I can’t see Spike Eskin’s tweets because he blocked me and blocked the Crossing Broad account, but someone sent over these screengrabs. It’s a minor kerfuffle with Nick Piccone, who has 17,000 followers and posts a lot of video clips that highlight television and radio calls:

So that’s Nick starting out by ragging Joe Giglio for being a take artist. In 2020, Joe wanted to trade J.T. Realmuto to the Mets, but now he thinks Realmuto is a Hall of Famer. Someone tags Spike and tells him to slap Giglio in his bald head, then Spike responds by criticizing Piccone for taking WIP audio and posting it without permission.

Then Nick says the following, I think in response to Spike, but again, I’m blocked and can’t see his shit:

“Y’all love me. If I stopped doing it your social media numbers would take a hit”

“The guy was talking about Giglio’s takes. It’s funny. You turned it into something else because… well, I’m not sure why. I’m not making any money off it, if it makes you feel any better. The content I wanted to provide years ago you denied and gave to someone else ¯\_(ツ)_/¯”


A couple of thoughts on this:

  1. Spike is correct that the audio belongs to WIP and you’re supposed to get permission to reproduce it.
  2. This is rarely enforced because it basically amounts to free advertising, free promotion, whatever you want to call it. When Nick posts Scott Franzke radio calls, it provides publicity for the WIP product. Similarly, when an account like Absolutely Hammered clips NBC Sports Philadelphia video, and shares it with 27,000 followers, it’s generally regarded as a positive. Nobody cracks down on this practice because it’s not harming them. And as an aside, it also makes the idea of social media accounts stealing content from other social media accounts comical, since it usually begins with someone stealing content from the rights holder.

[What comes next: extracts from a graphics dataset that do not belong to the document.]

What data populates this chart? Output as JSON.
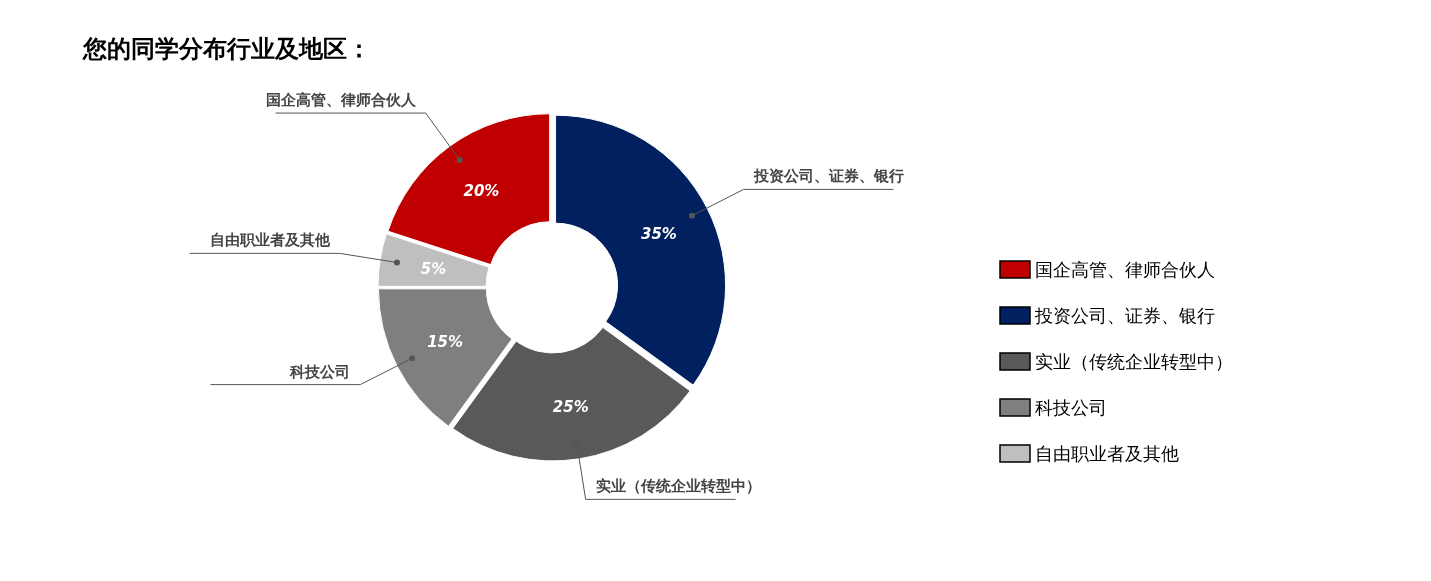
{
  "chart_data": {
    "type": "donut",
    "title": "您的同学分布行业及地区：",
    "categories": [
      "国企高管、律师合伙人",
      "投资公司、证券、银行",
      "实业（传统企业转型中）",
      "科技公司",
      "自由职业者及其他"
    ],
    "values": [
      20,
      35,
      25,
      15,
      5
    ],
    "value_labels": [
      "20%",
      "35%",
      "25%",
      "15%",
      "5%"
    ],
    "colors": [
      "#c00000",
      "#002060",
      "#595959",
      "#7f7f7f",
      "#bfbfbf"
    ],
    "legend": "right"
  }
}
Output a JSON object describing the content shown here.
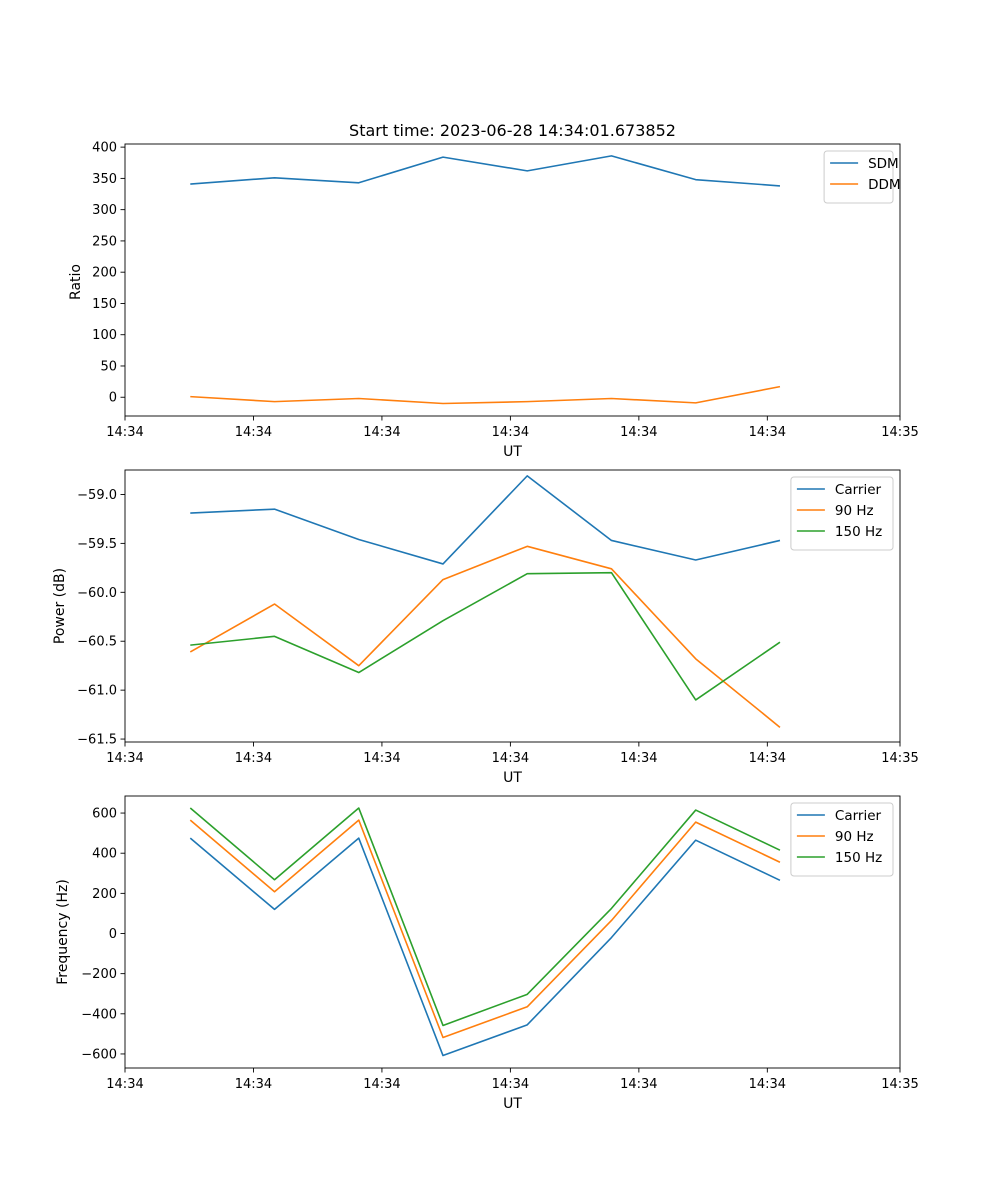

If we’re going to be sticklers for the rules, then the only Phillies clips you’d see would be on the NBC Sports Philadelphia account, the Phillies account, or the Major League Baseball account. And Scott Franzke would only be heard on WIP’s official feeds.
  3. Nick says he doesn’t make money off the clips. That’s easily confirmed because he doesn’t have a blue checkmark, and you need that to enroll in Elon Musk’s revenue sharing program. We’re in the program and we have six times as many followers and the revenue is negligible. It’s chump change. You can scrape together enough coin to buy yourself a Wendy’s Biggie Bag.
  4. When you peddle in hot takes, you can’t act surprised or offended when people call you out on it.

To the last point first, Spike seems to become awfully offended when people go after his guys. If you need to defend your people, defend your people, but when you flip flop like John Kerry in 2004, you’re going to be criticized.

And then on the second point, I don’t think you’ll find anyone in Philadelphia sports who thinks Nick Piccone is doing anything harmful. Sure, you could craft some type of argument that he built a decent-sized account on the back of other people’s content, but he’s not making money from it and WIP isn’t losing money because of it. This is like an automated quid pro quo. An unspoken symbiotic relationship. This is the remora and the shark of local sports media. I hear more of the WIP product as a result of Nick sharing it.